The reality is that defenses seem to have adjusted to his hot hand.
The only NBA player to secure double-digit rebounds in nine straight games, Memphis Grizzlies power forward Zach Randolph has been a terror on the boards. The reason he may not keep a stranglehold on the rebounding title (in terms of average boards per game) is the expected return of Minnesota Timberwolves PF Kevin Love.
Love's return is nearing and he, like Randolph, is a walking double-double. Love averaged 13.3 boards per game last season in 39.0 minutes a night.
Through nine games, Randolph is pulling down 13.9 rebounds in 37.2 minutes per contest, giving him the potential to give Love a run for his money. He’ll have to stay on the court to do it, though—Randolph missed 38 games last season.

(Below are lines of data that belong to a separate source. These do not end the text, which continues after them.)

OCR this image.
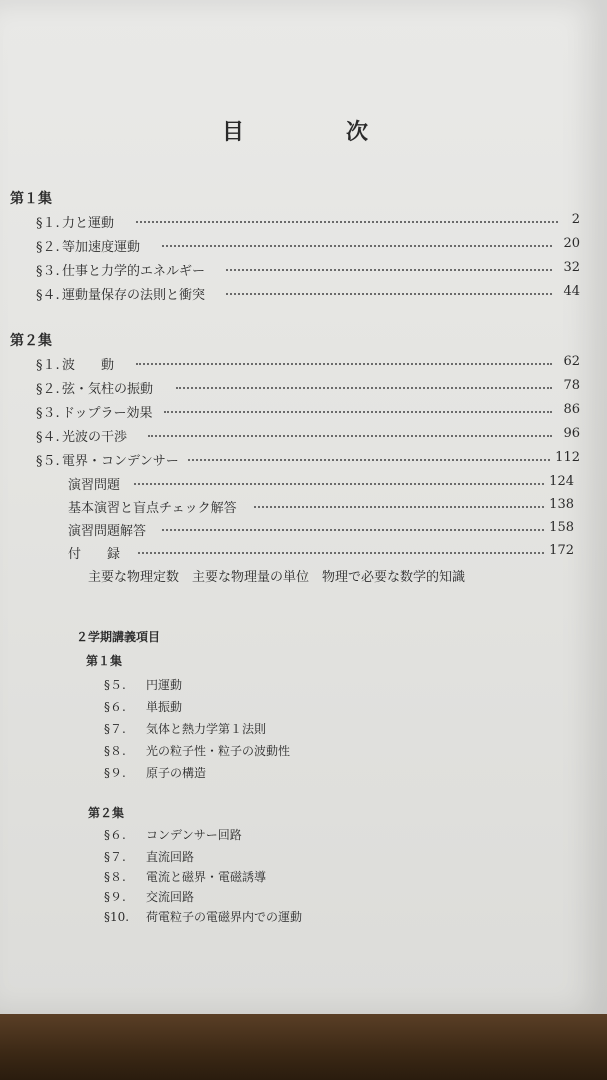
目	次
第１集
§１. 力と運動	2
§２. 等加速度運動	20
§３. 仕事と力学的エネルギー	32
§４. 運動量保存の法則と衝突	44
第２集
§１. 波　　動	62
§２. 弦・気柱の振動	78
§３. ドップラー効果	86
§４. 光波の干渉	96
§５. 電界・コンデンサー	112
演習問題	124
基本演習と盲点チェック解答	138
演習問題解答	158
付　　録	172
主要な物理定数　主要な物理量の単位　物理で必要な数学的知識
２学期講義項目
第１集
§５. 円運動
§６. 単振動
§７. 気体と熱力学第１法則
§８. 光の粒子性・粒子の波動性
§９. 原子の構造
第２集
§６. コンデンサー回路
§７. 直流回路
§８. 電流と磁界・電磁誘導
§９. 交流回路
§10. 荷電粒子の電磁界内での運動
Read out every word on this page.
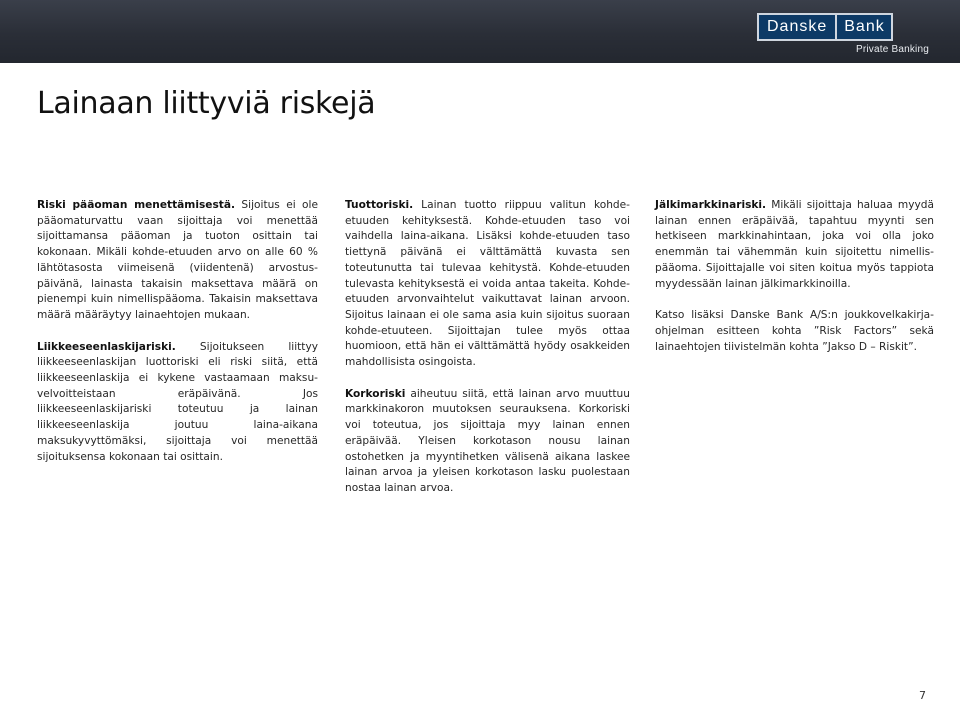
Danske	Bank
Private Banking
Lainaan liittyviä riskejä

Riski pääoman menettämisestä. Sijoitus ei ole pääomaturvattu vaan sijoittaja voi menettää sijoittamansa pääoman ja tuoton osittain tai kokonaan. Mikäli kohde-etuuden arvo on alle 60 % lähtötasosta viimeisenä (viidentenä) arvostus-päivänä, lainasta takaisin maksettava määrä on pienempi kuin nimellispääoma. Takaisin maksettava määrä määräytyy lainaehtojen mukaan.

Liikkeeseenlaskijariski. Sijoitukseen liittyy liikkeeseenlaskijan luottoriski eli riski siitä, että liikkeeseenlaskija ei kykene vastaamaan maksu-velvoitteistaan eräpäivänä. Jos liikkeeseenlaskijariski toteutuu ja lainan liikkeeseenlaskija joutuu laina-aikana maksukyvyttömäksi, sijoittaja voi menettää sijoituksensa kokonaan tai osittain.

Tuottoriski. Lainan tuotto riippuu valitun kohde-etuuden kehityksestä. Kohde-etuuden taso voi vaihdella laina-aikana. Lisäksi kohde-etuuden taso tiettynä päivänä ei välttämättä kuvasta sen toteutunutta tai tulevaa kehitystä. Kohde-etuuden tulevasta kehityksestä ei voida antaa takeita. Kohde-etuuden arvonvaihtelut vaikuttavat lainan arvoon. Sijoitus lainaan ei ole sama asia kuin sijoitus suoraan kohde-etuuteen. Sijoittajan tulee myös ottaa huomioon, että hän ei välttämättä hyödy osakkeiden mahdollisista osingoista.

Korkoriski aiheutuu siitä, että lainan arvo muuttuu markkinakoron muutoksen seurauksena. Korkoriski voi toteutua, jos sijoittaja myy lainan ennen eräpäivää. Yleisen korkotason nousu lainan ostohetken ja myyntihetken välisenä aikana laskee lainan arvoa ja yleisen korkotason lasku puolestaan nostaa lainan arvoa.

Jälkimarkkinariski. Mikäli sijoittaja haluaa myydä lainan ennen eräpäivää, tapahtuu myynti sen hetkiseen markkinahintaan, joka voi olla joko enemmän tai vähemmän kuin sijoitettu nimellis-pääoma. Sijoittajalle voi siten koitua myös tappiota myydessään lainan jälkimarkkinoilla.

Katso lisäksi Danske Bank A/S:n joukkovelkakirja-ohjelman esitteen kohta ”Risk Factors” sekä lainaehtojen tiivistelmän kohta ”Jakso D – Riskit”.

7
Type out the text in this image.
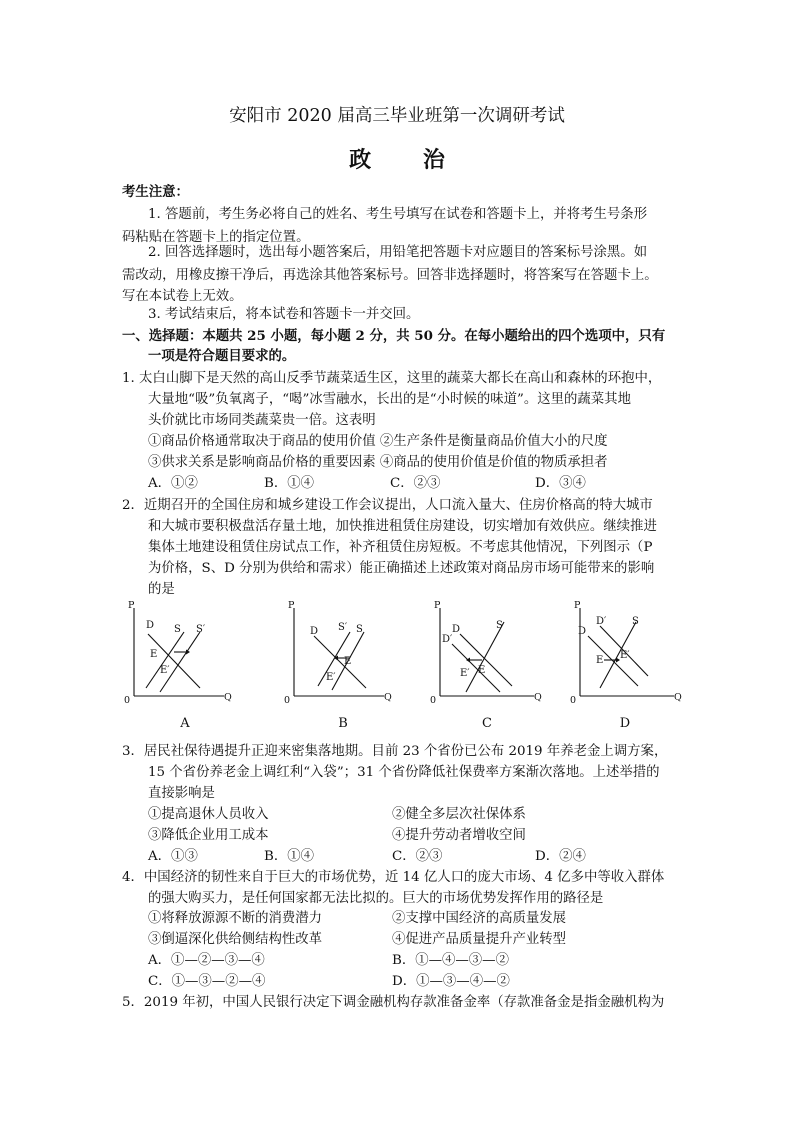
安阳市 2020 届高三毕业班第一次调研考试
政 治
考生注意：
1. 答题前，考生务必将自己的姓名、考生号填写在试卷和答题卡上，并将考生号条形
码粘贴在答题卡上的指定位置。
2. 回答选择题时，选出每小题答案后，用铅笔把答题卡对应题目的答案标号涂黑。如
需改动，用橡皮擦干净后，再选涂其他答案标号。回答非选择题时，将答案写在答题卡上。
写在本试卷上无效。
3. 考试结束后，将本试卷和答题卡一并交回。
一、选择题：本题共 25 小题，每小题 2 分，共 50 分。在每小题给出的四个选项中，只有
一项是符合题目要求的。
1. 太白山脚下是天然的高山反季节蔬菜适生区，这里的蔬菜大都长在高山和森林的环抱中，
大量地“吸”负氧离子，“喝”冰雪融水，长出的是“小时候的味道”。这里的蔬菜其地
头价就比市场同类蔬菜贵一倍。这表明
①商品价格通常取决于商品的使用价值 ②生产条件是衡量商品价值大小的尺度
③供求关系是影响商品价格的重要因素 ④商品的使用价值是价值的物质承担者
A．①②	B．①④	C．②③	D．③④
2．近期召开的全国住房和城乡建设工作会议提出，人口流入量大、住房价格高的特大城市
和大城市要积极盘活存量土地，加快推进租赁住房建设，切实增加有效供应。继续推进
集体土地建设租赁住房试点工作，补齐租赁住房短板。不考虑其他情况，下列图示（P
为价格，S、D 分别为供给和需求）能正确描述上述政策对商品房市场可能带来的影响
的是
P
Q
0
D S S′
E
E′
A
P
Q
0
D S′ S
E
E′
B
P
Q
0
D′
D	S
E
E′
C
P
Q
0
D
D′	S
E E′
D
3．居民社保待遇提升正迎来密集落地期。目前 23 个省份已公布 2019 年养老金上调方案，
15 个省份养老金上调红利“入袋”；31 个省份降低社保费率方案渐次落地。上述举措的
直接影响是
①提高退休人员收入	②健全多层次社保体系
③降低企业用工成本	④提升劳动者增收空间
A．①③	B．①④	C．②③	D．②④
4．中国经济的韧性来自于巨大的市场优势，近 14 亿人口的庞大市场、4 亿多中等收入群体
的强大购买力，是任何国家都无法比拟的。巨大的市场优势发挥作用的路径是
①将释放源源不断的消费潜力	②支撑中国经济的高质量发展
③倒逼深化供给侧结构性改革	④促进产品质量提升产业转型
A．①—②—③—④	B．①—④—③—②
C．①—③—②—④	D．①—③—④—②
5．2019 年初，中国人民银行决定下调金融机构存款准备金率（存款准备金是指金融机构为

Rajon Rondo may not score very much (seven of 10 games with fewer than 15 points), but he’s the only guy in the NBA who can be penciled in for 10 assists per night—every night, without exception.
That’s been the case so far this season.
Rondo is averaging 13.4 assists per game and has two two-dollar games—meaning he’s reached 20 dimes. Twice. He’s also a prime candidate to come up with a triple-double on any given night. The closest he’s come to the milestone was November 12 against the Chicago Bulls: 20 points, nine rebounds, 10 assists and five steals.
Now In his seventh season, the Boston Celtics point guard has increased his assist average in every year as a professional. He can definitely keep up this pace as long as Boston stays healthy and he isn’t forced to score more.
Hide your kids, hide your wives: Brandon Jennings is taking everybody’s cookies.
The Milwaukee Bucks point guard started the season off with six steals against the Boston Celtics and now leads the league—by a wide margin—with 3.3 per game. Kemba Walker is second with 2.5.
Jennings has slowed down in terms of taking the ball away, averaging 2.8 in his last four, which would still lead the NBA. However, Jennings’ steals figure could revert to his career average (1.5 per game). It might be time to jump ship if you’re relying on his steals production.
Serge Ibaka led the NBA in blocked shots per 48 minutes in each of the last two full (or lockout-shortened) seasons. This year, he’s back atop the list in that category. Combining that metric with Ibaka’s MPG (32.7) this season makes him the NBA’s leader in blocks per game.
He’s swatting 3.5 shots per contest.
This is what Ibaka does—he’s capable of single-handedly winning the blocks category for fantasy owners in head-to-head matchups. Ibaka is a major influence in the rotisserie game as well—especially given his efficiency from the field (56.4 percent this season) and free-throw line (90.3) and his newfound scoring punch.
The Oklahoma City Thunder big man is scoring 14.6 PPG this season. His previous career high was 9.9.
The clubhouse leader in points per game is none other than The Black Mamba, Los Angeles Lakers 2-guard Kobe Bryant. Bryant had a shot to go for the scoring title last year before sitting out L.A.’s last game of the season in 2012.
Kobe now leads the league with 26.4 points per game—even without one of the NBA’s most effective facilitators in Steve Nash.
His ability to get buckets is well-documented (and perhaps unmatched), but Kobe’s assist numbers are what have him in the James Harden (40 minutes per game) territory of fantasy usefulness as a 2-guard.
Aside from being more efficient as a shooter, Bryant is also averaging 7.6 assists in his last five games, culminating in his 11-dime outing against Harden’s Houston Rockets on November 18. Kobe had a triple-double (22 points, 11 rebounds, 11 assists) in that game.
He’s averaging 36.3 minutes a night.